I recently went to see a wonderful production of Romeo & Juliet. During the famous balcony scene, Juliet ponders, “What’s in a name?” As she discovers for herself, “it is nor hand, nor foot, nor arm, nor face, nor any other part belonging to a man.”
This soliloquy prompted me to wonder, “What’s in a day?” Precisely how do we define the billable day? (No, I wasn’t thinking this at the exact moment that Juliet fell for her star-crossed lover, in case you were wondering.)
The ordinary dictionary definition of a day is simply the period of light spanning sunrise and sunset. But you could also be referring to a “solar day,” which would be the 24-hour period that it takes the earth to rotate once on its axis relative to our sun; or perhaps a “civil day,” which is measured from midnight to midnight; or even an “astronomical day,” which is from noon to noon.
In everyday jargon, the word “day” is used even more loosely. Example: “My day really sucked” doesn’t usually mean that your entire day sucked but that some event or series of events during your waking hours sucked. It probably felt like the whole day sucked as a result, but… anyway, you get the point. There’s no one definition of the word “day.”
How, then, does one calculate the “billable day”? Is it an ordinary day, or a solar day, a civil day, or an astronomical day? Is it simply based on the time you step into the office to the time you depart? What about if you work at home after dinner and go past midnight? What if you are traveling across time zones? Or, even more complicated, across the international date line? How do you account for the fact that you lose a day traveling from New York to Tokyo, for example?

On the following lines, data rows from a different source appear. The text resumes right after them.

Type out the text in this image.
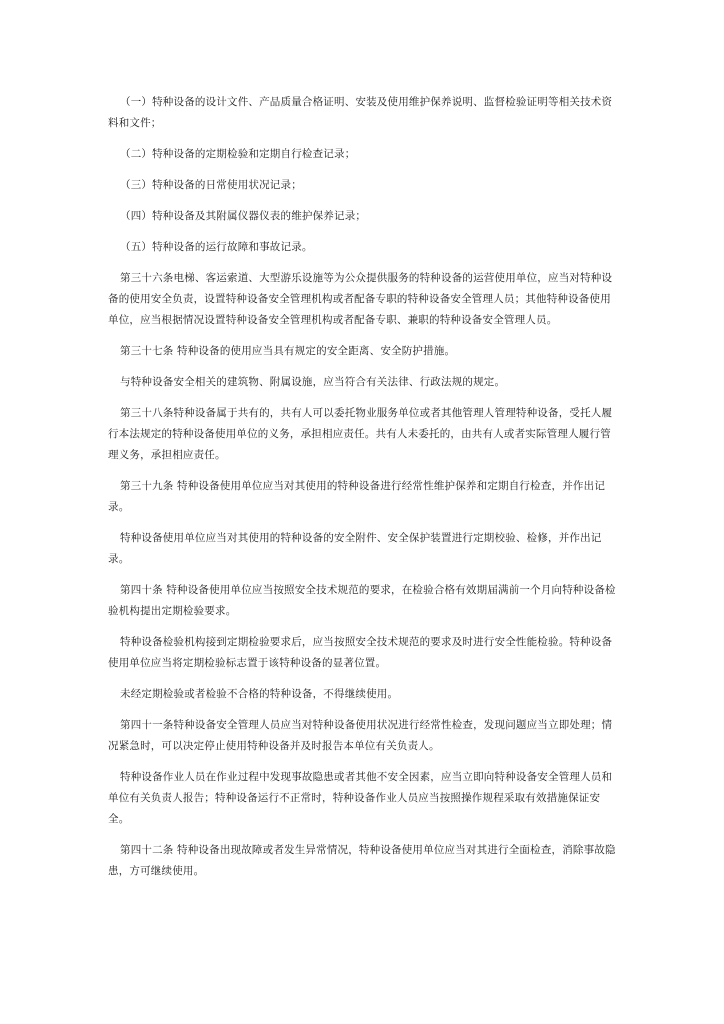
（一）特种设备的设计文件、产品质量合格证明、安装及使用维护保养说明、监督检验证明等相关技术资料和文件；

（二）特种设备的定期检验和定期自行检查记录；

（三）特种设备的日常使用状况记录；

（四）特种设备及其附属仪器仪表的维护保养记录；

（五）特种设备的运行故障和事故记录。

第三十六条电梯、客运索道、大型游乐设施等为公众提供服务的特种设备的运营使用单位，应当对特种设备的使用安全负责，设置特种设备安全管理机构或者配备专职的特种设备安全管理人员；其他特种设备使用单位，应当根据情况设置特种设备安全管理机构或者配备专职、兼职的特种设备安全管理人员。

第三十七条 特种设备的使用应当具有规定的安全距离、安全防护措施。

与特种设备安全相关的建筑物、附属设施，应当符合有关法律、行政法规的规定。

第三十八条特种设备属于共有的，共有人可以委托物业服务单位或者其他管理人管理特种设备，受托人履行本法规定的特种设备使用单位的义务，承担相应责任。共有人未委托的，由共有人或者实际管理人履行管理义务，承担相应责任。

第三十九条 特种设备使用单位应当对其使用的特种设备进行经常性维护保养和定期自行检查，并作出记录。

特种设备使用单位应当对其使用的特种设备的安全附件、安全保护装置进行定期校验、检修，并作出记录。

第四十条 特种设备使用单位应当按照安全技术规范的要求，在检验合格有效期届满前一个月向特种设备检验机构提出定期检验要求。

特种设备检验机构接到定期检验要求后，应当按照安全技术规范的要求及时进行安全性能检验。特种设备使用单位应当将定期检验标志置于该特种设备的显著位置。

未经定期检验或者检验不合格的特种设备，不得继续使用。

第四十一条特种设备安全管理人员应当对特种设备使用状况进行经常性检查，发现问题应当立即处理；情况紧急时，可以决定停止使用特种设备并及时报告本单位有关负责人。

特种设备作业人员在作业过程中发现事故隐患或者其他不安全因素，应当立即向特种设备安全管理人员和单位有关负责人报告；特种设备运行不正常时，特种设备作业人员应当按照操作规程采取有效措施保证安全。

第四十二条 特种设备出现故障或者发生异常情况，特种设备使用单位应当对其进行全面检查，消除事故隐患，方可继续使用。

There doesn’t appear to be a clear consensus. Some lawyers use the “civil day” definition of midnight to midnight. Others prefer to “call it a day” when they finally go to sleep. For them, the end of a work day and the beginning of the next may be the two hours between 5 a.m. and 7 a.m. when they take a nap. Sometimes, you are artificially required to cut off a “billable day” based on end-of-the-year accounting requirements by various clients. In these instances, a partner may tell you to enter all your time for the current day, and bill everything else to the following day because bills have to get to a client by a certain deadline.
It appears that Shakespeare had it right all along: The billable day is as much an artificial construct with arbitrary rules as a name that is neither hand nor foot nor any other part belonging to a man.
So, how do you define a “billable day”? Which method do you employ? Or is it a mix, depending on circumstances? I’d love to hear your thoughts and comments, as always!